SACL (System Access Control List)
The SACL controls system-level policy that is not at the owner's discretion:
- Audit ACEs — define which accesses generate audit events (successful access, failed access, or both)
- Mandatory integrity labels — set the minimum integrity level required to access the object
- Other system policy — resource attributes, central access policy references
Modifying the SACL requires the SeSecurityPrivilege — ordinary owners cannot change audit or integrity policy on their objects.
NULL DACL vs empty DACL
This distinction is critical:
| State | Meaning |
|---|---|
| NULL DACL | The DACL is absent. No access control is applied — all access is granted to everyone. |
| Empty DACL | The DACL is present but contains zero entries. No ACE can match — all access is denied to everyone (except the owner's implicit rights). |
A NULL DACL is not "no permissions set." It is "no access control at all." This is rarely what you want. An object with a NULL DACL is completely unprotected.
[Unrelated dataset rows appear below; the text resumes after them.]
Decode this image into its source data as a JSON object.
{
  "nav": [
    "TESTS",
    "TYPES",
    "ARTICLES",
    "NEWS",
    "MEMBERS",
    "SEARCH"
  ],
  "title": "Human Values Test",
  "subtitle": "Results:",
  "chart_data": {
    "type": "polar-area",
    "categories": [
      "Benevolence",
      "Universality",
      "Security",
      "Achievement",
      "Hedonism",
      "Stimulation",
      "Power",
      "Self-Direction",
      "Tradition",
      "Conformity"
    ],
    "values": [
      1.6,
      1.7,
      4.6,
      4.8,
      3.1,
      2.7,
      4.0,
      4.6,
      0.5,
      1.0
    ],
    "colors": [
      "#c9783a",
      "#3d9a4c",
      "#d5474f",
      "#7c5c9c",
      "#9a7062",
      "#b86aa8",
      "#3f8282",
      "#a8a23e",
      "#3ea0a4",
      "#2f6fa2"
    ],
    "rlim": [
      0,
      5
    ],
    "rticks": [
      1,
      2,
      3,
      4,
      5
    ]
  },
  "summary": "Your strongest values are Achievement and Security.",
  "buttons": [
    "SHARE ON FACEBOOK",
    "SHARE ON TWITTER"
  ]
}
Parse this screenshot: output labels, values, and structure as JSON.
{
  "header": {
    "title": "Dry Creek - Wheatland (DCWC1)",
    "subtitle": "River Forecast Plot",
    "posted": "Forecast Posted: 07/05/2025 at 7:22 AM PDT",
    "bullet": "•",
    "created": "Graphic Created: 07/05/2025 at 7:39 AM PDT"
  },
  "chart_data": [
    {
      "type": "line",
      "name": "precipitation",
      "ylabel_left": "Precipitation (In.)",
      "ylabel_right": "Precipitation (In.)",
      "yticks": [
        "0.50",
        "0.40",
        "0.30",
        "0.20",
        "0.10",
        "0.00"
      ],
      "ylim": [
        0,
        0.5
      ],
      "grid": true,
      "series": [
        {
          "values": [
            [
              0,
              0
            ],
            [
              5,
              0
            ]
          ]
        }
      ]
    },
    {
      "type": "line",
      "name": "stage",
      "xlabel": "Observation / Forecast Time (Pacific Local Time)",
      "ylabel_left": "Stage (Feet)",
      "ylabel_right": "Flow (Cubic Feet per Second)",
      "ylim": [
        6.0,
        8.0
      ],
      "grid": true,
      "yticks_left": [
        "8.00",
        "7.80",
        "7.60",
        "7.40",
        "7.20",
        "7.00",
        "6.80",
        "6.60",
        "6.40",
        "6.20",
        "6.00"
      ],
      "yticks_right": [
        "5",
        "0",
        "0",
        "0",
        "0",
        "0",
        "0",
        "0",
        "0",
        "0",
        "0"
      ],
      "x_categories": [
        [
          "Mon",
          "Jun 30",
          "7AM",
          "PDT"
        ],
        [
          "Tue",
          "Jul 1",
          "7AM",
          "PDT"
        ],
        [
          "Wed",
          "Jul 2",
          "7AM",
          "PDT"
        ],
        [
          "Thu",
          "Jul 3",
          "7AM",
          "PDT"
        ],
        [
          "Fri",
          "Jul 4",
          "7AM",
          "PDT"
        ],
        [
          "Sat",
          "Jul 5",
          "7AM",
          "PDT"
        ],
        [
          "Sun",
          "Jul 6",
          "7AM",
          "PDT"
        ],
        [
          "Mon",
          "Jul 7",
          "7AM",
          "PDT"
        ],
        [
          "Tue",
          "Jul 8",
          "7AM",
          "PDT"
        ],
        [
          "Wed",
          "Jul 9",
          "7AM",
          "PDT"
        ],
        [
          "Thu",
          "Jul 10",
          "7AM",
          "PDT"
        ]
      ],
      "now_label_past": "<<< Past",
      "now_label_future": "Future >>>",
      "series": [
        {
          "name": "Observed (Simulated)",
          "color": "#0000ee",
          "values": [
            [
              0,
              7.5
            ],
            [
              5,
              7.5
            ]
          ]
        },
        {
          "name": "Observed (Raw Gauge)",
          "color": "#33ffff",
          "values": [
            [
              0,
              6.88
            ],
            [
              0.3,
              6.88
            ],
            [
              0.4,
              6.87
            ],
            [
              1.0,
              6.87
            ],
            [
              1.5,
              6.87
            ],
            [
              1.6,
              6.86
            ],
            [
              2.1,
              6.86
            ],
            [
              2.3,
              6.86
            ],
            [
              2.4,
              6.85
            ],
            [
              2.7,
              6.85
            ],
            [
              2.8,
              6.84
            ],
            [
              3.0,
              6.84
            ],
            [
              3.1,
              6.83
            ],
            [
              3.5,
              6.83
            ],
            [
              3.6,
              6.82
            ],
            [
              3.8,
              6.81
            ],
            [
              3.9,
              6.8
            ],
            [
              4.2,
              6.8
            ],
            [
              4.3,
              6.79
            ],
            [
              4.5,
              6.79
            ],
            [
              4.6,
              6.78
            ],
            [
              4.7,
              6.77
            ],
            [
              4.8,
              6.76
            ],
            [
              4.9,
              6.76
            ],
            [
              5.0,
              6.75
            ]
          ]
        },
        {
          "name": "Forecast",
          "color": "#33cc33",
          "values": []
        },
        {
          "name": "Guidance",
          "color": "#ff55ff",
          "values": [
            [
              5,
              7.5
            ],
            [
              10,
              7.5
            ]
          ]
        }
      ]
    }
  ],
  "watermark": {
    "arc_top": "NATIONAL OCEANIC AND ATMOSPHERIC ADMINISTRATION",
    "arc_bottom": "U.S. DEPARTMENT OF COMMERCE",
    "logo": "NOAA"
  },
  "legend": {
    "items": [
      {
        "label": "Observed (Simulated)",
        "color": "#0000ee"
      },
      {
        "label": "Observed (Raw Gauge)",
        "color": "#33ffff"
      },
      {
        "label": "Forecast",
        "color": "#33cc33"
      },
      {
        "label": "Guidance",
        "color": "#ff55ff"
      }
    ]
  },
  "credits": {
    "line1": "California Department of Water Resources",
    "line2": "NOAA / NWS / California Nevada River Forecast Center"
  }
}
Where security descriptors are stored
The SD structure is the same regardless of object type, but the storage mechanism varies:
| Object type | Storage |
|---|---|
| Files and directories | Extended attributes on the filesystem |
| Registry keys | The registry's backing store |
| Processes | Kernel memory, attached to the process |
| IPC endpoints | Kernel memory, attached to the endpoint |
The kernel retrieves the SD from the appropriate store when AccessCheck needs it. From the evaluator's perspective, all SDs look the same — the storage is an implementation detail.
How objects get their security descriptors
No object is created without a security descriptor. When a new object is created, the SD is built from two sources:
- The creating token — provides the owner SID, the primary group SID, and a default DACL
- The parent object — provides inheritable ACEs from its own DACL (if the parent has any)
If an explicit SD is provided at creation time, it takes precedence over these defaults. The mechanics of how parent ACEs are inherited are covered in the inheritance documentation.
The result is that every object is born with a complete security policy. There is no window where an object exists without protection.